Según el informe de experiencia de empleado 2021 de la Asociación DEC, un punto de eNPS puede generar hasta cinco puntos de cNPS. En otras palabras: la experiencia de empleado ha llegado para quedarse por su capacidad de generar valor y por tanto negocio. Desde esa mirada, la tecnología puede convertirse o bien en un escollo o bien en un facilitador. Porque conforme la relación con ella es más amable y útil, mejor es la experiencia de empleado.
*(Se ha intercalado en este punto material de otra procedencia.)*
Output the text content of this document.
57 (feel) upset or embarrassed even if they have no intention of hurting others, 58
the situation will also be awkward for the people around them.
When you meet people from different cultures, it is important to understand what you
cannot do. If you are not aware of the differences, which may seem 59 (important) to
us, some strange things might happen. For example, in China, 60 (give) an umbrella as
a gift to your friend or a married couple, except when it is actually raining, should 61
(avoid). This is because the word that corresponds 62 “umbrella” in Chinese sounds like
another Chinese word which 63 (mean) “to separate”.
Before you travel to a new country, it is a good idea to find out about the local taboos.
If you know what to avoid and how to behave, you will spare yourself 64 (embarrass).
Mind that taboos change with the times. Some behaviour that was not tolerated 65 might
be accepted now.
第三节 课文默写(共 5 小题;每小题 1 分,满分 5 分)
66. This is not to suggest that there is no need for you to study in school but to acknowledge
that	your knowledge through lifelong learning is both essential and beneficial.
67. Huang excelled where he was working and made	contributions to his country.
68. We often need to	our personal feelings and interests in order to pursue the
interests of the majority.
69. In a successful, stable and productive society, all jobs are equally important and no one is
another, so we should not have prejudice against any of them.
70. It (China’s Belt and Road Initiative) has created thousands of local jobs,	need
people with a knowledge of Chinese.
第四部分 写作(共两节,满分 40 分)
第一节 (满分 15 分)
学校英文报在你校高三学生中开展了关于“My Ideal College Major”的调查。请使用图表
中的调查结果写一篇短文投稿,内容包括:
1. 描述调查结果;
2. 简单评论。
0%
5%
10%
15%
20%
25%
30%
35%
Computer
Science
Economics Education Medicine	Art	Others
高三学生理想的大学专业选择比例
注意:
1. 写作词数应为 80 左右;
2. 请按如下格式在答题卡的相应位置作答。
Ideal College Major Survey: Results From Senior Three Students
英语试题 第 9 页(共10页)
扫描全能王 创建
Y por tanto mayor la capacidad de crear valor.

Estas consideraciones abren una puerta insospechada a las áreas de sistemas de información de las organizaciones. Cuando se habla de transformación digital ¿se piensa en la experiencia de empleado? ¿O solo en la eficiencia y en el negocio? ¿Se sabe que el negocio hoy día pasa por la experiencia de empleado?

Quizá nadie esperaba que la tecnología tuviera el reto de alinearse con la visión del área de recursos humanos para promover la experiencia de empleado y, sin embargo, es hacia donde las organizaciones avanzarán en el futuro inmediato. Porque cuando se habla de digitalizar una empresa, y se insiste en que hay que provocar un cambio de mentalidad, se olvida que los empleados, como clientes, utilizan masivamente tecnología para su consumo y entretenimiento. Lo que ocurre es que esta suele ser mucho más amable que los sistemas corporativos. En otras palabras: no hace falta tanto un cambio de mentalidad como una reconsideración del papel de los sistemas en la creación de valor. De esta manera, el antiguo reto de la interacción persona-máquina resurge transformado como una nueva oportunidad de potenciar el negocio a través de la experiencia de empleado.